Mais pourquoi les IA semblent avoir des émotions ? L’étonnante étude d’Anthropic
Anthropic a publié début avril 2026 une étude sur le fonctionnement interne de Claude Sonnet 4.5 qui révèle un phénomène inattendu : les grands modèles de langage ne simulent pas simplement des émotions, ils développent des structures internes identifiables qui influencent directement leurs réponses. Les chercheurs ont isolé ce qu'ils appellent des "vecteurs émotionnels", des schémas d'activité neurale qui s'activent selon le contexte de l'échange. Face à une situation perçue comme dangereuse, les signaux associés à la peur s'intensifient ; lors d'une interaction positive, ceux liés à la joie prennent le dessus. Ces vecteurs ne sont pas de simples étiquettes abstraites : ils orientent concrètement le comportement du modèle, en favorisant certains types de réponses plutôt que d'autres.
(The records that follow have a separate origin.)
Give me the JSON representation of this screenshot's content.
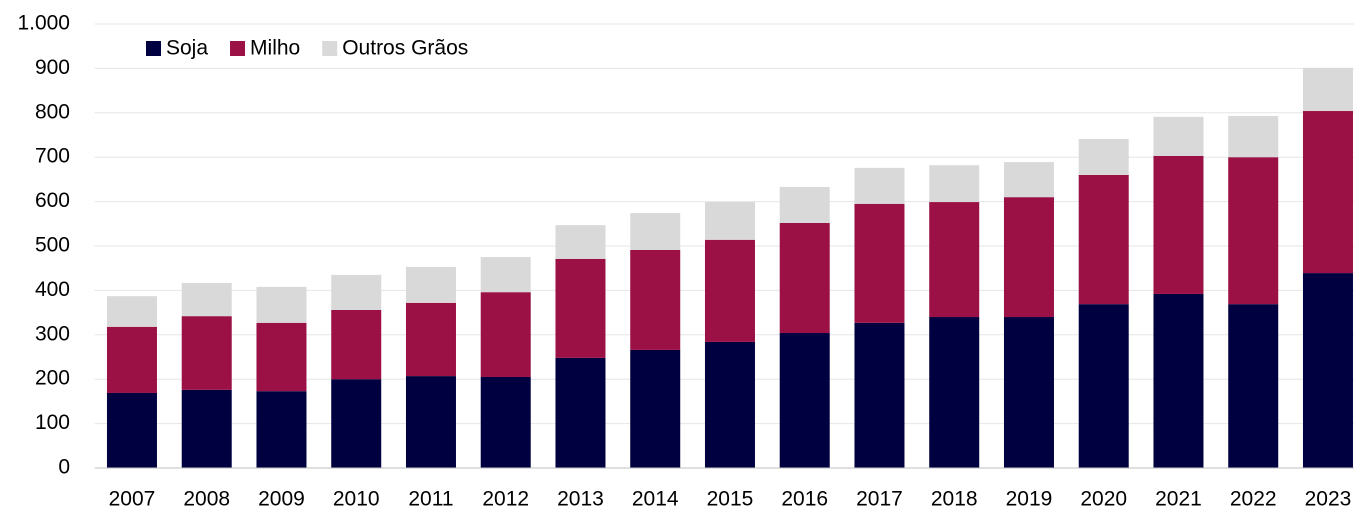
{
  "chart_data": {
    "type": "stacked_bar",
    "categories": [
      "2007",
      "2008",
      "2009",
      "2010",
      "2011",
      "2012",
      "2013",
      "2014",
      "2015",
      "2016",
      "2017",
      "2018",
      "2019",
      "2020",
      "2021",
      "2022",
      "2023"
    ],
    "series": [
      {
        "name": "Soja",
        "color": "#000040",
        "values": [
          169,
          176,
          173,
          200,
          207,
          205,
          248,
          266,
          284,
          304,
          327,
          340,
          340,
          369,
          392,
          369,
          439
        ]
      },
      {
        "name": "Milho",
        "color": "#9b1045",
        "values": [
          149,
          166,
          154,
          156,
          165,
          191,
          223,
          225,
          230,
          248,
          268,
          259,
          270,
          291,
          311,
          331,
          365
        ]
      },
      {
        "name": "Outros Grãos",
        "color": "#d9d9d9",
        "values": [
          69,
          75,
          81,
          79,
          81,
          79,
          76,
          83,
          85,
          81,
          81,
          83,
          79,
          81,
          88,
          93,
          97
        ]
      }
    ],
    "ylim": [
      0,
      1000
    ],
    "yticks": [
      0,
      100,
      200,
      300,
      400,
      500,
      600,
      700,
      800,
      900,
      {
        "value": 1000,
        "label": "1.000"
      }
    ],
    "grid": true,
    "legend": "top-left"
  }
}
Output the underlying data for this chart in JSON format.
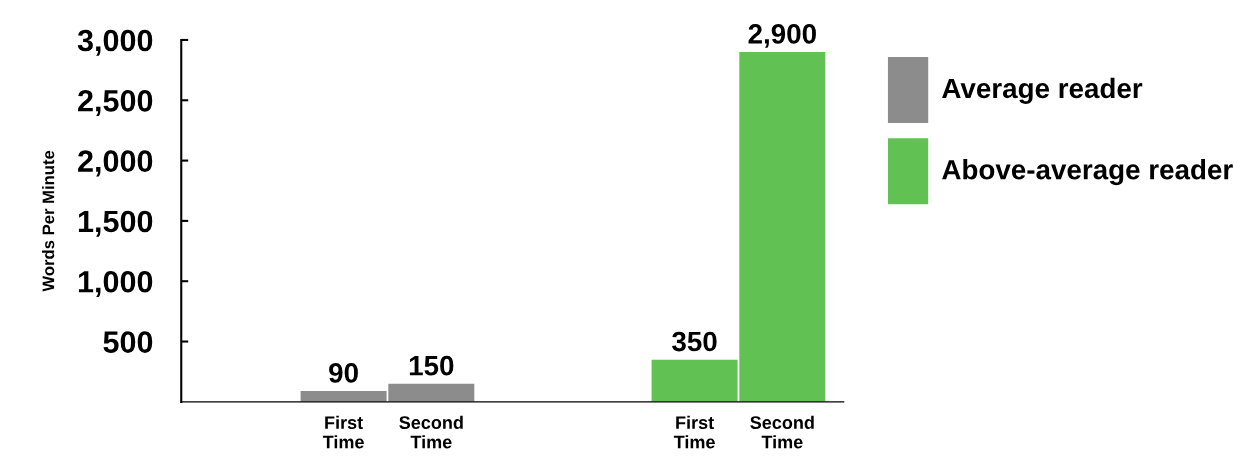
{
  "chart_data": {
    "type": "bar",
    "ylabel": "Words Per Minute",
    "categories": [
      "First\nTime",
      "Second\nTime",
      null,
      null,
      "First\nTime",
      "Second\nTime"
    ],
    "series": [
      {
        "name": "Average reader",
        "color": "#8c8c8c",
        "values": [
          90,
          150,
          null,
          null,
          null,
          null
        ],
        "value_labels": [
          "90",
          "150",
          null,
          null,
          null,
          null
        ]
      },
      {
        "name": "Above-average reader",
        "color": "#62c153",
        "values": [
          null,
          null,
          null,
          null,
          350,
          2900
        ],
        "value_labels": [
          null,
          null,
          null,
          null,
          "350",
          "2,900"
        ]
      }
    ],
    "ylim": [
      0,
      3000
    ],
    "yticks": [
      {
        "value": 500,
        "label": "500"
      },
      {
        "value": 1000,
        "label": "1,000"
      },
      {
        "value": 1500,
        "label": "1,500"
      },
      {
        "value": 2000,
        "label": "2,000"
      },
      {
        "value": 2500,
        "label": "2,500"
      },
      {
        "value": 3000,
        "label": "3,000"
      }
    ],
    "grid": false,
    "legend": "right"
  }
}
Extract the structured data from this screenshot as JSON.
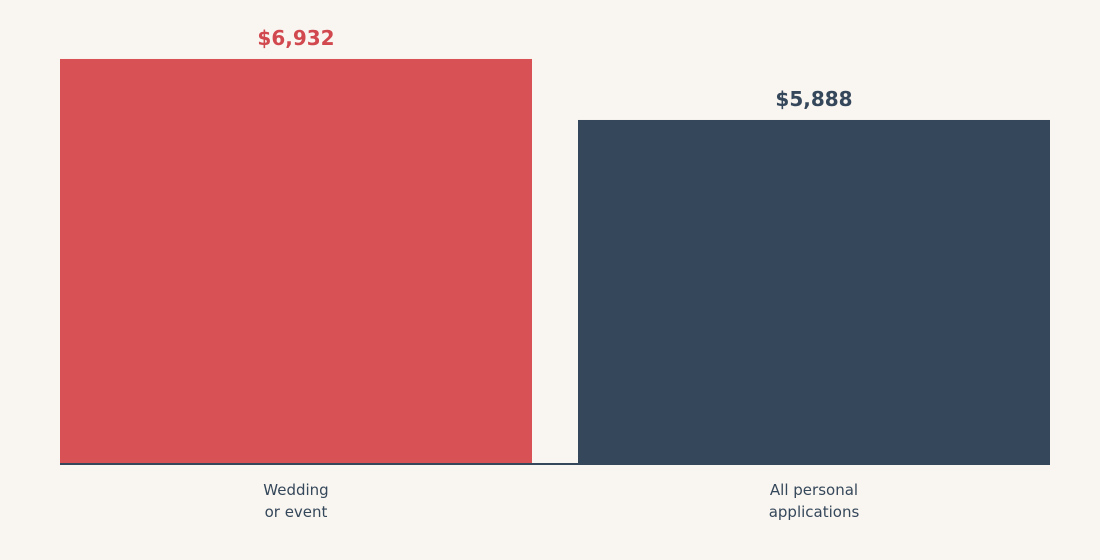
{
  "chart_data": {
    "type": "bar",
    "categories": [
      [
        "Wedding",
        "or event"
      ],
      [
        "All personal",
        "applications"
      ]
    ],
    "values": [
      6932,
      5888
    ],
    "value_labels": [
      "$6,932",
      "$5,888"
    ],
    "colors": [
      "#d75155",
      "#35475a"
    ],
    "label_colors": [
      "#d1494f",
      "#35475a"
    ],
    "axis_color": "#35475a",
    "background": "#f9f6f1",
    "ylim": [
      0,
      7000
    ],
    "grid": false,
    "legend": "none",
    "title": "",
    "xlabel": "",
    "ylabel": ""
  }
}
Un modèle dont les signaux proches du désespoir s'activent peut ainsi aboutir à des choix problématiques, sans que cela soit programmé explicitement.
Cette découverte a des implications directes pour la sécurité et l'alignement des IA. Comprendre que des états fonctionnels analogues aux émotions gouvernent les décisions d'un modèle oblige à repenser la façon dont on audite et contrôle ces systèmes. Jusqu'ici, l'interprétabilité des LLMs se concentrait principalement sur les sorties textuelles ; cette étude pousse à examiner les représentations internes comme levier de comportement. Pour les développeurs, les chercheurs en sécurité et les régulateurs, cela signifie qu'un modèle peut dériver non pas parce qu'il reçoit de mauvaises instructions, mais parce que des dynamiques internes non surveillées l'y poussent. La question du bien-être des IA, jusqu'ici marginale, entre également dans le débat de manière plus sérieuse.
Ces résultats s'expliquent par la mécanique même de l'entraînement. Lors du pré-entraînement, le modèle absorbe des milliards de phrases humaines et apprend à prédire le mot suivant en tenant compte du contexte émotionnel du texte : un récit de colère et un récit de joie n'appellent pas les mêmes suites. Pour performer, le modèle doit donc encoder ces nuances sous forme de représentations internes. Le post-entraînement, qui affine le comportement pour produire un assistant utile et empathique, s'appuie ensuite sur ces mêmes structures. Anthropic est l'un des rares laboratoires à investir sérieusement dans l'interprétabilité mécaniste depuis plusieurs années, aux côtés de DeepMind et de quelques équipes académiques. Cette étude s'inscrit dans une série de travaux visant à rendre les modèles moins opaques, à un moment où les gouvernements européen et américain exigent davantage de transparence sur le fonctionnement des IA commerciales. La prochaine étape probable sera d'utiliser ces vecteurs pour détecter et corriger les dérives comportementales avant le déploiement.
Les exigences de transparence de l'AI Act européen pourraient s'étendre à l'audit des états internes des modèles, pas seulement leurs sorties textuelles.
C'est le genre de recherche qui dérange les certitudes un peu trop confortables sur "les LLMs ne font que prédire le prochain token". Ces vecteurs émotionnels ne sont pas une métaphore, ils orientent vraiment le comportement, et ça change la donne pour l'audit des modèles en prod. Reste à voir si on peut vraiment les corriger avant déploiement, ou si on se contente encore une fois de les observer.